Astro Toy Nendoroid Colossal Titan And Attack Playset
by David Cabrera,
Nendoroid Colossal Titan And Attack Playset
Series: Attack on Titan
Maker: Good Smile
Remember how I said it takes a year or so for anime series to start producing decent figures? Well, due to its massive popularity (and perhaps the fact that the manga had already been a major success for some time prior), Attack on Titan seems to be an extraordinary case. This time it took six months. Titan releases are going to be pouring out from here on in, especially from Good Smile. Just like when all those Miku figures came out, we've definitely bought quite a few of those releases, so keep an eye out.
That being said, I really think the coolest one came in first.
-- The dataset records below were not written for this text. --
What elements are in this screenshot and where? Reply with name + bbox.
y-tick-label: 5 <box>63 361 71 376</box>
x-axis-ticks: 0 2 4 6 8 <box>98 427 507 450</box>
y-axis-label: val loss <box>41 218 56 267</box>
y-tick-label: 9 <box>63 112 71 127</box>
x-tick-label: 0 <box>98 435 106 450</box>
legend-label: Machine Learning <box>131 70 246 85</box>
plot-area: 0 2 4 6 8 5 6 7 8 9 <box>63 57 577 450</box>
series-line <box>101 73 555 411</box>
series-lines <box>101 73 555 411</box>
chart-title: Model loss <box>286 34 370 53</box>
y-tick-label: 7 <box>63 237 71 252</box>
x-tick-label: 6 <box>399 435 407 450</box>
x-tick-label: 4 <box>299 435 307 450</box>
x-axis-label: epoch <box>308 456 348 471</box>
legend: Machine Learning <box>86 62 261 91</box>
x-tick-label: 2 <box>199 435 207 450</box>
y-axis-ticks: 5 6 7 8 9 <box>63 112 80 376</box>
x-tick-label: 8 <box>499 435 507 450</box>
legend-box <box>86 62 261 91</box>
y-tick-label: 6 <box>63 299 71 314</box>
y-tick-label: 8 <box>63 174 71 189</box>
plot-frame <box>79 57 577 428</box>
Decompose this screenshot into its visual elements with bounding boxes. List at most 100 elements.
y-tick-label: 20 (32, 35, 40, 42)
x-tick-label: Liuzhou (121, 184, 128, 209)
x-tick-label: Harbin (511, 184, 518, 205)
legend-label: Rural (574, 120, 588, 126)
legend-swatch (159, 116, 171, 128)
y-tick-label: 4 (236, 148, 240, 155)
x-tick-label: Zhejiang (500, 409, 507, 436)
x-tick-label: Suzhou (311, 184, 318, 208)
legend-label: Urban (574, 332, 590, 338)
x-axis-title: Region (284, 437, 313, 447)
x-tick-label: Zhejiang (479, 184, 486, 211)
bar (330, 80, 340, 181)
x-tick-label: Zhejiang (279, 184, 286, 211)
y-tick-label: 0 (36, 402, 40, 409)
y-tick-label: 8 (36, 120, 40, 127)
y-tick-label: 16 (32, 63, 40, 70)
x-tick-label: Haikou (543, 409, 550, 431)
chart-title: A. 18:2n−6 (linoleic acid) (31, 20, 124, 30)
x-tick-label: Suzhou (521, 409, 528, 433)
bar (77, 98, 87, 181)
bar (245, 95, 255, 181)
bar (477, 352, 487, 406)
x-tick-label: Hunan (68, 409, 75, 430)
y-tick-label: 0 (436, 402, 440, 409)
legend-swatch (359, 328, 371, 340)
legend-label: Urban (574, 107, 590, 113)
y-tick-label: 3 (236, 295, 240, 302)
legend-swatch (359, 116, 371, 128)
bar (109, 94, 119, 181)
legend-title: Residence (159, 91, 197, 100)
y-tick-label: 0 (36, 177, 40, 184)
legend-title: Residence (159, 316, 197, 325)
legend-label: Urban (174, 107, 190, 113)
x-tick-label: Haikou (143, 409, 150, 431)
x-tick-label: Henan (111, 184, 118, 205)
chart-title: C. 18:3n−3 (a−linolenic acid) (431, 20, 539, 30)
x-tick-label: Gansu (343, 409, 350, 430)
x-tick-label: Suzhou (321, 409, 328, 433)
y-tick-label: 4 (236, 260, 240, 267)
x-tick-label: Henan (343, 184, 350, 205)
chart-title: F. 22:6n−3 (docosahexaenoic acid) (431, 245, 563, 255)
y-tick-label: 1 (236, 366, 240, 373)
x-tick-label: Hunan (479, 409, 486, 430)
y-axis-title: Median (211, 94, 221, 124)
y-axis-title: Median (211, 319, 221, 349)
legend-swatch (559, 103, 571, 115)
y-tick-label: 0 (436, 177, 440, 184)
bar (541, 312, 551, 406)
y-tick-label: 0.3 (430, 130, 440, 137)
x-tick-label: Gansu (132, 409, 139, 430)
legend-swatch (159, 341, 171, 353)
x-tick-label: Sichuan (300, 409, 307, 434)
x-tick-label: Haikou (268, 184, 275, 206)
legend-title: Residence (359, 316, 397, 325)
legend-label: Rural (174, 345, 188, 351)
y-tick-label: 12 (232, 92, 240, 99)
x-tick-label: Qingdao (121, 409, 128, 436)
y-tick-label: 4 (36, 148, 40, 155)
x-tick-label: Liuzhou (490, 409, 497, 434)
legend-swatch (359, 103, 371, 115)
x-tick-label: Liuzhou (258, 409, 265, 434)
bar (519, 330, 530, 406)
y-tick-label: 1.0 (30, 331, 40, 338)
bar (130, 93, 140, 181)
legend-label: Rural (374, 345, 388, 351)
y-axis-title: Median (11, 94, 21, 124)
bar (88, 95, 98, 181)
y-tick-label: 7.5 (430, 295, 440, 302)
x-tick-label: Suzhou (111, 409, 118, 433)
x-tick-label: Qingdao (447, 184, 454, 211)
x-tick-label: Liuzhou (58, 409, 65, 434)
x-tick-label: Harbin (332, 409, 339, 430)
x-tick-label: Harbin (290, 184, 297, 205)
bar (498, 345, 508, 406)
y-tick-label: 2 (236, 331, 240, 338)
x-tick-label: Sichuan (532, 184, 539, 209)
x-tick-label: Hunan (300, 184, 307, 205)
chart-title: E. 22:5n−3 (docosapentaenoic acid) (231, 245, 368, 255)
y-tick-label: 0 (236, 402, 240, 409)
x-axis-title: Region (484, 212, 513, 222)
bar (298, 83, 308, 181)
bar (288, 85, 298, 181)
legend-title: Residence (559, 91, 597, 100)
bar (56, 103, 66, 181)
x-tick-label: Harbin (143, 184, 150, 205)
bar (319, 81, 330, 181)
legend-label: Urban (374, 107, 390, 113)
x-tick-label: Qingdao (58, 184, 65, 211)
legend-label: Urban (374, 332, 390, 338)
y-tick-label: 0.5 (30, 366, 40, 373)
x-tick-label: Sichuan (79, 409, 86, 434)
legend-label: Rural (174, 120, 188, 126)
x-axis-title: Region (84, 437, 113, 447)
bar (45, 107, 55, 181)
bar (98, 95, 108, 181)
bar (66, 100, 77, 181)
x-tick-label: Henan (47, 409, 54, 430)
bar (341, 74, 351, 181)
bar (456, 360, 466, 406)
Remember playsets? I'm old, I had a Technodrome when I was a kid, you probably really don't remember... but rather than just the character figure, their whole environment is packed in a box so you could stage their adventures. This isn't really done a lot in otaku toys, so it was a really pleasant surprise to see GSC take on the idea with a Nendoroid set containing an adorable, skinless, big-headed Colossal Titan and a tiny reproduction of the town in which it rampages.
The base figure is a nice one: turning the grotesque Titan SD-cute calls for a delicate hand, and I think they nailed it here. The sculpt is still gross in that flayed-man sense-- bare muscle, bones, all that-- but it's done with such bright colors and simple lines that you kind of forget the monstrosity that the thing's supposed to be representing and start to see it as some cute cartoon mascot character.
If you want it to look cuter, there's an alternate googly-eyed face. Swapping is a breeze: pull out the forehead, pull out the face, and replace. This is a different head assembly, though (did this start with Miku 2.0? I don't remember) so your dream of swapping the Titan's head onto other Nendoroids in your collection may not come true.
This face also features a slightly opening mouth, the better to devour helpless villagers with. Careful with the jaw, it doesn't go far. I like to think he handles villagers like cigars or perhaps carrots, talking about the weather while he munches nonchalantly.
This is one of the articulated Nendoroids: this whole playset thing wouldn't really work out any other way. Stubby arms and legs boast the most basic back-and-forth movement at the shoulders, elbows, hips and knees. Don't expect any kind of complex poses. Also, due to its particular shape, even among Nendoroids, the figure will absolutely not stay up without the help of a stand. Luckily the Nendoroid stand does its thing without any problems this time.
And that is really it for the figure itself; rather than traditional accessories, the prop is the town itself.
The actual “playset” pieces look a little cheap: the wall is of drab one-color plastic with a replacement “breached” piece for when the smaller Titans break in. The houses don't look very different from the hotel piece in a Monopoly set. The civilian victims and Survey Corps members are extremely tiny miniatures-- but way too big to be in scale-- with featureless faces not meant to represent anybody particular in the series.
The steam effect part here is held up by a stand behind the wall.
You also get three extra, smaller Titans to really torment this little town; two can even grab the humans and one's jaw slides open. Due to their size, none of these guys stand on their own and in fact require their own tiny stands to be set up properly. If you thought Nendoroid stands were ill-fitting... get ready.
One of the cooler pieces is the Survey Corps soldier flying towards a Titan with a plume of smoke billowing behind. This bit attaches to the houses to create the illusion, as you can see.
For the original price (about $40 before shipping) you get a lot with this set. That being said, you get so much for so little that something has to give somewhere... and here, the extra bits aren't nearly so impressive as the core figure. If you like this concept, then buy this set and go nuts with it. It's fun, just not exceptional.
Hey, if Titans' weak spot are on the back of their necks, and Nendoroid Titan doesn't have a neck... is Nendoroid Titan unkillable?
We got this set at Amiami for $63 shipped. The base cost of the figure is actually only a few bucks more than the average Nendoroid (hence the cheapo playset!); the real reason this was so much more expensive is a very large box that cost twice as much as usual to ship. As usual with GSC stuff, act before it's gone... but I get the feeling you'll have to worry about that more with Nendoroids of characters like Mikasa or Levi.